Comunicarte con el banco: En primer lugar, comunícate con el banco para obtener detalles sobre por qué se han congelado las cuentas. Averigua si hay algún proceso que debas seguir para resolver la situación y cuánto tiempo se espera que dure el congelamiento.
Buscar asesoramiento legal: Es fundamental obtener asesoramiento legal de un abogado especializado en derecho comercial o financiero. Un abogado podrá revisar la situación y asesorarte sobre los pasos legales que puedes tomar para resolver el problema y proteger los intereses de tu empresa.

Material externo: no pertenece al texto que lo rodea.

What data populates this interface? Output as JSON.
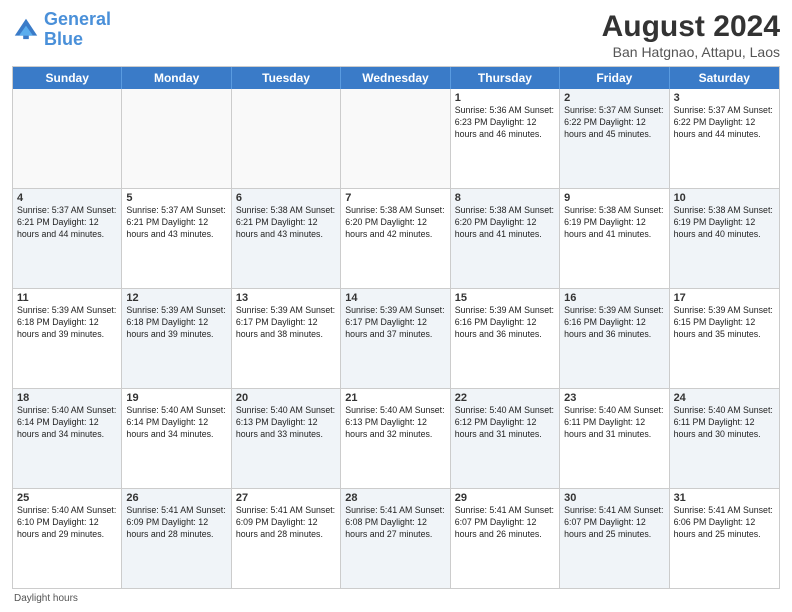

Revisar la documentación relevante: Revisa cualquier documentación relacionada con la disputa que llevó al congelamiento de cuentas. Esto puede incluir contratos, acuerdos comerciales, comunicaciones con proveedores o cualquier otra información pertinente que pueda ayudar a entender la situación y preparar una defensa.
Negociar con la parte demandante: Si la disputa que llevó al congelamiento de cuentas se puede resolver de manera amistosa, considera la posibilidad de negociar con la parte demandante para llegar a un acuerdo. Esto podría implicar pagar la deuda, establecer un plan de pago o buscar una solución alternativa que sea aceptable para ambas partes.
Buscar alternativas de financiamiento: Mientras dure el congelamiento de cuentas, es posible que necesites buscar fuentes alternativas de financiamiento para mantener las operaciones comerciales en marcha. Esto podría incluir líneas de crédito, préstamos comerciales o financiamiento de emergencia.
Seguir cumpliendo con las obligaciones comerciales: Aunque las cuentas estén congeladas, sigue cumpliendo con tus obligaciones comerciales tanto como sea posible. Esto puede incluir el pago de salarios, facturas de proveedores y otros compromisos financieros para mantener la confianza y la credibilidad con las partes interesadas.